London's Science Museum today unveiled its new Bond, James Bond exhibition, exploring the science and art of the Bond films with a collection of original 007 objects‚ images‚ concept drawings‚ storyboards, and costume designs. The exhibition runs until April 27, 2003.

Vertigo Rigging lifted and flew several Bond vehicles into position on a second-floor balcony. These cars include Goldfinger's Rolls Royce (at 2.9 tons, the heaviest object ever lifted in the Science Museum), the Aston Martin Vanquish from the new Bond movie Die Another Day, and the Aston Martin DB5, the classic Bond car that has appeared in Goldfinger, Thunderball and Goldeneye. Vertigo also rigged a 7m-long (23') ice dragster and a hovercraft from Die Another Day, a speedboat from The World is Not Enough, a Parahawk vehicle on skis with a massive fan at the rear, and two 6m (20') special effects model aircraft.

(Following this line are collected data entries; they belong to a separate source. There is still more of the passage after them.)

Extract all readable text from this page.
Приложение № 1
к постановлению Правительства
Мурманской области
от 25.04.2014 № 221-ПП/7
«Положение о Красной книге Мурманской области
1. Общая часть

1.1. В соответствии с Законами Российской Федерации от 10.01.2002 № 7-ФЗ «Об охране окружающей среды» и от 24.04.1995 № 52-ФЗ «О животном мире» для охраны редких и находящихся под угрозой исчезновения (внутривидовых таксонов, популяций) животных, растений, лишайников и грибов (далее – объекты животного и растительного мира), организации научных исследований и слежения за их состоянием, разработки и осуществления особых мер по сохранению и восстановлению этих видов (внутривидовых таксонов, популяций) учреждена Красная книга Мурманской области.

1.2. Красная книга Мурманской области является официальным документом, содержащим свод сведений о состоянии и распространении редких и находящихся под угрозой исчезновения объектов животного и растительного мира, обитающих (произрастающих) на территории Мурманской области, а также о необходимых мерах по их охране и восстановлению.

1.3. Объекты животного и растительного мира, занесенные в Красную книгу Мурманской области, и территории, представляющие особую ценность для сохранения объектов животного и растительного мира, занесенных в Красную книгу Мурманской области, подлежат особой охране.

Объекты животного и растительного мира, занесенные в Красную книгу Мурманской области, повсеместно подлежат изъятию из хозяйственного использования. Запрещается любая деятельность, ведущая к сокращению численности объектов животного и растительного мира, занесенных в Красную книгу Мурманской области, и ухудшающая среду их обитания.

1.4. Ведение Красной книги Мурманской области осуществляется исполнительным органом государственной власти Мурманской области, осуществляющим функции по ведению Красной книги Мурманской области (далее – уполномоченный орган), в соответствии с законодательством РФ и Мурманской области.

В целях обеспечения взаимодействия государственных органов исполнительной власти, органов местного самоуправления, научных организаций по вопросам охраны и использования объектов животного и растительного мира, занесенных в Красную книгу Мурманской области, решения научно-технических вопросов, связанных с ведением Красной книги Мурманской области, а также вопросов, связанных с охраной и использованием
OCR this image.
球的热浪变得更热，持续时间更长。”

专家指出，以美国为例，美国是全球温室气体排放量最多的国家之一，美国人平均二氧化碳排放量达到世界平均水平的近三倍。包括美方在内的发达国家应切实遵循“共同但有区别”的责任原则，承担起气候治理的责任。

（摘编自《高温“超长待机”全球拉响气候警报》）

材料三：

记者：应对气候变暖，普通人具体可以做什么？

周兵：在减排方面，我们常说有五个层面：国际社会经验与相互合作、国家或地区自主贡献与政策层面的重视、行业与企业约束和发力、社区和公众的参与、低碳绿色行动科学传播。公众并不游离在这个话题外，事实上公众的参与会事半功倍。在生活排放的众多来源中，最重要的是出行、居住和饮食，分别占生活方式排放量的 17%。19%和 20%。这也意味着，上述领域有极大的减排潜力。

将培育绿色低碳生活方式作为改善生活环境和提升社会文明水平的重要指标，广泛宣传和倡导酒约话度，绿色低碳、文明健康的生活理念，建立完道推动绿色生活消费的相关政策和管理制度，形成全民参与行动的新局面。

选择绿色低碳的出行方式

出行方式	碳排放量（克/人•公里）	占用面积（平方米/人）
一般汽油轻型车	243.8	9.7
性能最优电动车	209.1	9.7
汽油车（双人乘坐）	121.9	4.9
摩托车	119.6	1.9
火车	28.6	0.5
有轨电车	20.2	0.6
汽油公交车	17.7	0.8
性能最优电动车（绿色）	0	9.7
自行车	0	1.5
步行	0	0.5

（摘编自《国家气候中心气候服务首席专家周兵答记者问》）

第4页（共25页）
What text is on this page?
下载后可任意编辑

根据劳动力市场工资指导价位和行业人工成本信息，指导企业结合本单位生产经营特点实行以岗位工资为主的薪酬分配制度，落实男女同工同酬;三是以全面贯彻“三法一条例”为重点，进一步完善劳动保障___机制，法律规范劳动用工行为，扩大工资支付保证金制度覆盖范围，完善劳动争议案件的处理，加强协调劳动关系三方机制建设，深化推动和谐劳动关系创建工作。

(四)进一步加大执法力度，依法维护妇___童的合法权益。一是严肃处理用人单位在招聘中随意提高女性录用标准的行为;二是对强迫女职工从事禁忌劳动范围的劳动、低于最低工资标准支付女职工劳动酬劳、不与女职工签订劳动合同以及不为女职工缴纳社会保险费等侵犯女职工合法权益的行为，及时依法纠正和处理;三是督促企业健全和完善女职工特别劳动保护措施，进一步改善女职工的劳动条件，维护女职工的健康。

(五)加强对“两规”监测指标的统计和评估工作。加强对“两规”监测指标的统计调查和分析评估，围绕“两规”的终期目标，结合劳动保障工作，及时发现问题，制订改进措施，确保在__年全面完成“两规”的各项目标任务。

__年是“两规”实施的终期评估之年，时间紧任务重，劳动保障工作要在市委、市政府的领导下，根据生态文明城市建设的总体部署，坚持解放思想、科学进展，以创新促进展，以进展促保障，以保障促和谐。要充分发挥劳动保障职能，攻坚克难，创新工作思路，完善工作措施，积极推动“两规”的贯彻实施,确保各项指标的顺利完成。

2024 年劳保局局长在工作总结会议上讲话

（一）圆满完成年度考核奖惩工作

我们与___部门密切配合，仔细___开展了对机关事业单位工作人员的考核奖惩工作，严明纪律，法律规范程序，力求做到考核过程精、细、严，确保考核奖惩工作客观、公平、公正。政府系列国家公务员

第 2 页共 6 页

The operation began overnight on Saturday when Vertigo pre-rigged the lifting system and support trusses. The real load-in started at 6pm on Sunday, when the Museum was closed to the public. Crowds gathered with cameras outside the museum as the first cars were unloaded from the transporters. Moving the vehicles up through the atrium and into position took approximately 45 minutes each, and all were ready by 2am. The vehicles had to be ready and all access equipment cleared away, ready for the general museum areas to be open to the public at 9am Monday morning. Vertigo fabricated the special I-beam trolleys that run beneath the trusses, each one suspended by four one-ton motors. Underneath these are smaller truss assemblies used for attaching to and picking up the vehicles. For this project, Vertigo also designed a new car-lifting frame that clamps around the wheels.

The Vertigo team was led by Tim Roberts. In addition to his four riggers, he employed three people from the Stratton Motor Company in Norfolk, which prepares and looks after all the Bond cars. Roberts said the biggest challenge was the preparation, and the hours of calculations that went into ensuring the move went smoothly. He worked with the Science Museum's structural engineer Nat Barnett to establish where the load could be spread without over-stressing the building. When hauling the cars up the atrium, they also had to avoid steel wire ropes holding up various existing exhibits, plus canopies and other obstructions.